Nothing in the Protocol therefore prohibits the southeastern regions to hold elections in the territories they control and they have not breached the Protocol by holding them.
The Protocol does however commit Ukraine to undertake “an inclusive national dialogue” (article 7), which clearly refers to a commitment Ukraine made in the Four Power Statement issued in Geneva on April 17, 2014, which reads: “the announced constitutional process will be inclusive, transparent and accountable. It will include the immediate establishment of a broad national dialogue, with outreach to all of Ukraine’s regions and political constituencies, and allow for the consideration of public comments and proposed amendments”.

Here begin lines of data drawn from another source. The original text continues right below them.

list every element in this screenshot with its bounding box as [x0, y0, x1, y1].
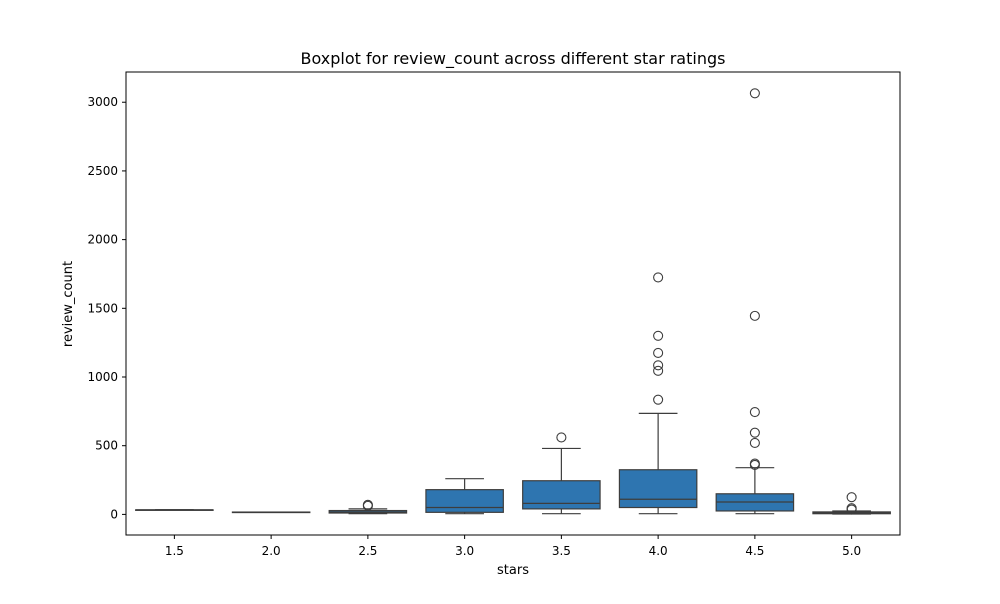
outlier-point	[846, 492, 857, 503]
box-group-3-0	[425, 478, 504, 515]
outlier-point	[846, 503, 857, 514]
outlier-point	[749, 458, 760, 469]
outlier-point	[749, 406, 760, 418]
y-tick-label: 1000	[87, 370, 118, 384]
box-group-4-0	[618, 272, 698, 515]
outlier-point	[749, 88, 760, 99]
outlier-point	[653, 394, 664, 405]
iqr-box	[618, 469, 698, 509]
y-axis-label: review_count	[61, 261, 76, 347]
outlier-point	[556, 432, 567, 443]
axes: 0 500 1000 1500 2000 2500 3000 1.5 2.0 2.5 3.0 3.5 4…	[87, 95, 861, 558]
x-tick-label: 4.0	[649, 544, 668, 558]
box-group-5-0	[812, 492, 891, 515]
outlier-point	[749, 427, 760, 438]
y-tick-label: 1500	[87, 301, 118, 315]
box-group-3-5	[522, 432, 601, 515]
y-tick-label: 0	[110, 507, 118, 521]
chart-title: Boxplot for review_count across differen…	[301, 49, 726, 69]
outlier-point	[653, 347, 664, 359]
y-tick-label: 2000	[87, 233, 118, 247]
outlier-point	[749, 310, 760, 321]
x-axis-label: stars	[497, 563, 529, 578]
box-group-1-5	[135, 509, 214, 511]
y-tick-label: 500	[95, 439, 118, 453]
iqr-box	[425, 489, 504, 513]
x-tick-label: 2.0	[262, 544, 281, 558]
x-tick-label: 2.5	[358, 544, 377, 558]
x-tick-label: 3.5	[552, 544, 571, 558]
outlier-point	[653, 272, 664, 283]
outlier-point	[653, 360, 664, 371]
box-group-4-5	[715, 88, 795, 515]
iqr-box	[522, 480, 601, 510]
box-group-2-5	[328, 499, 408, 515]
x-tick-label: 4.5	[745, 544, 764, 558]
outlier-point	[653, 365, 664, 376]
outlier-point	[749, 437, 760, 448]
outlier-point	[653, 330, 664, 341]
x-tick-label: 5.0	[842, 544, 861, 558]
box-group-2-0	[231, 511, 311, 514]
plot-area	[135, 88, 891, 515]
x-tick-label: 3.0	[455, 544, 474, 558]
y-tick-label: 3000	[87, 95, 118, 109]
outlier-point	[362, 499, 373, 510]
x-tick-label: 1.5	[165, 544, 184, 558]
plot-frame	[125, 71, 901, 536]
y-tick-label: 2500	[87, 164, 118, 178]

“An inclusive national dialogue” cannot happen unless “all of Ukraine’s regions and political constituencies” are represented by their freely chosen representatives. By the elections of November 2, 2014, the Donbas regions elected their leaders and representatives, who are Zakharchenko and Plotnitsky. However, instead of entering into a dialogue with them, as the Geneva Statement and the Minsk Protocol require them to do, the political leaders of Ukraine threw a tantrum, denounced the elections and cancelled the law on special status they committed themselves to in the Minsk Protocol.
This repeats the same pattern of self-destructive “all-or-nothing” behavior Ukraine has seen since the start of the Maidan protests a year ago. Though it was the Maidan leaders who first brought up the subject of constitutional changes when they thought this would help them get rid of Yanukovych, since they seized power in February, they have resisted all attempts to discuss them. Commitments made on February 21, April 17, and September 5, 2014, for inclusive talks have all gone by the board. No talks have been held, nor are they likely to be any time soon given the hysterical reaction to Zakharchenko’s and Plotnitsky’s election.
In the meantime, not surprisingly, the security situation is deteriorating. Since the only “talks” Ukraine’s leaders are prepared to consider are those they conduct with themselves, it is not difficult to see why.